Chettinad Muttai Kuzhambu
Egg – 6 nos
Gingelly oil/Sesame oil – 2 Tbsp
Onion – 2 nos finely chopped
Green chili – 2 nos
Few Curry leaves
Tomato – 2 nos chopped
Turmeric powder – 1/2 tsp
Chili powder – 1 tsp
Coriander powder – 2 tsp
Salt to taste
For Masala Paste
Oil – 1 tsp
Fennel seeds – 1 tsp
Poppy seeds/Khus khus – 1/2 tsp
Roasted Chana Dal – 1 Tbsp
Red chili – 8 nos
Grated Coconut – 1/2 cup
Piece of Ginger
Garlic – 4 to 5 cloves
For Dry roast:
1. Heat pan, add oil, fennel seeds, poppy seeds (Khus Khus), roasted chana dal, red chili, grated coconut, ginger, garlic and roast it for few minutes. Add little water and grind the mixture in to a fine paste, after it comes to a room temperature.
2. Heat a pan, add gingely oil, bay leaf, cardamom, cloves, cinnamon, onion, green chili and saute it well.
3. Once the onion turns brown add tomato, curry leaves, turmeric powder, chili powder, coriander powder and salt. Saute till tomato mashed up.

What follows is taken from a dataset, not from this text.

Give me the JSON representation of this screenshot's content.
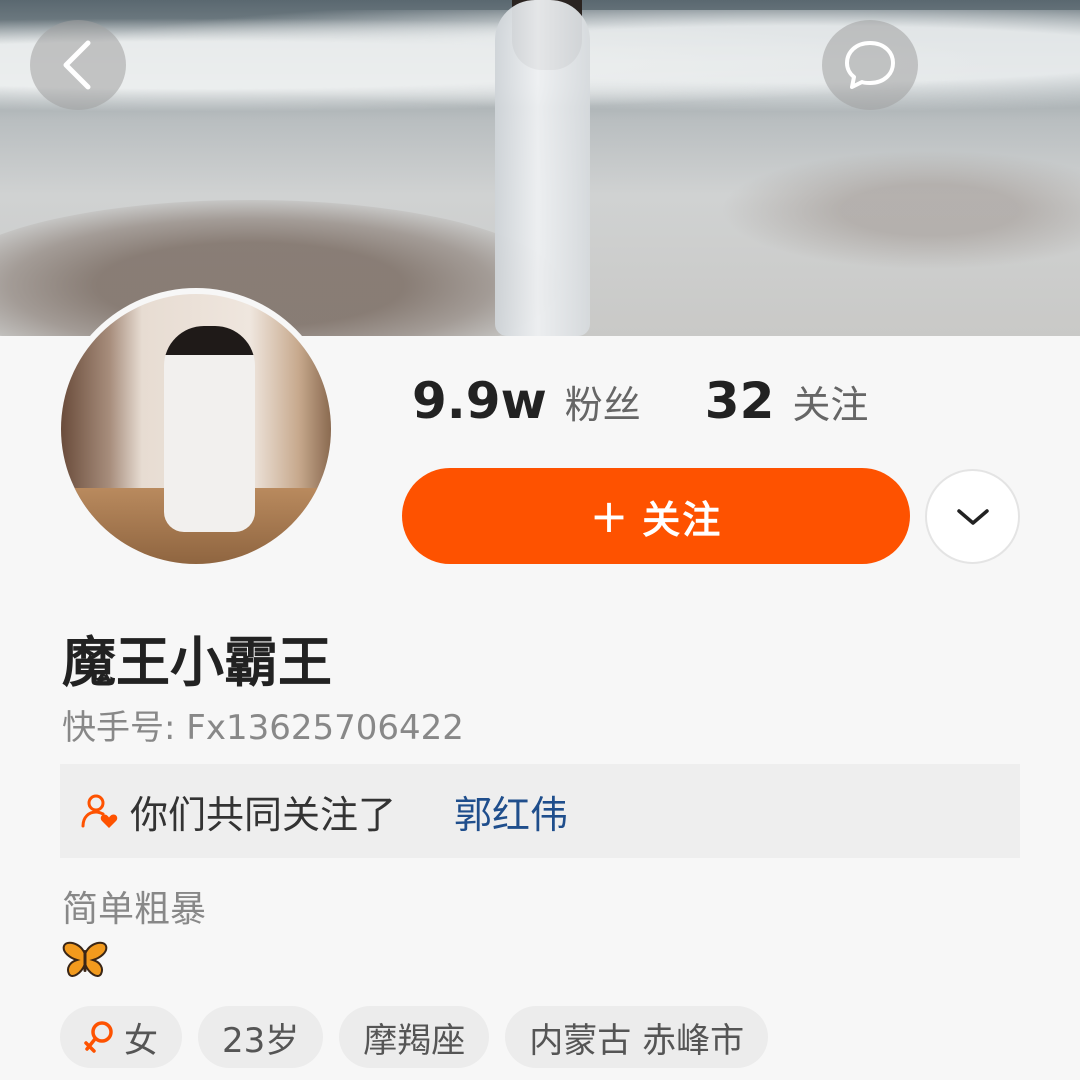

4. Add the ground masala paste.
5. Add water to the masala and close the lid. Let it simmer till the raw smell goes off.
6. Crack the egg and drop in to the curry. Close the lid and let it cook for 15 minutes on medium low flame.
7. Garnish it with chopped coriander leaves.
Delicious egg drop curry is ready to serve!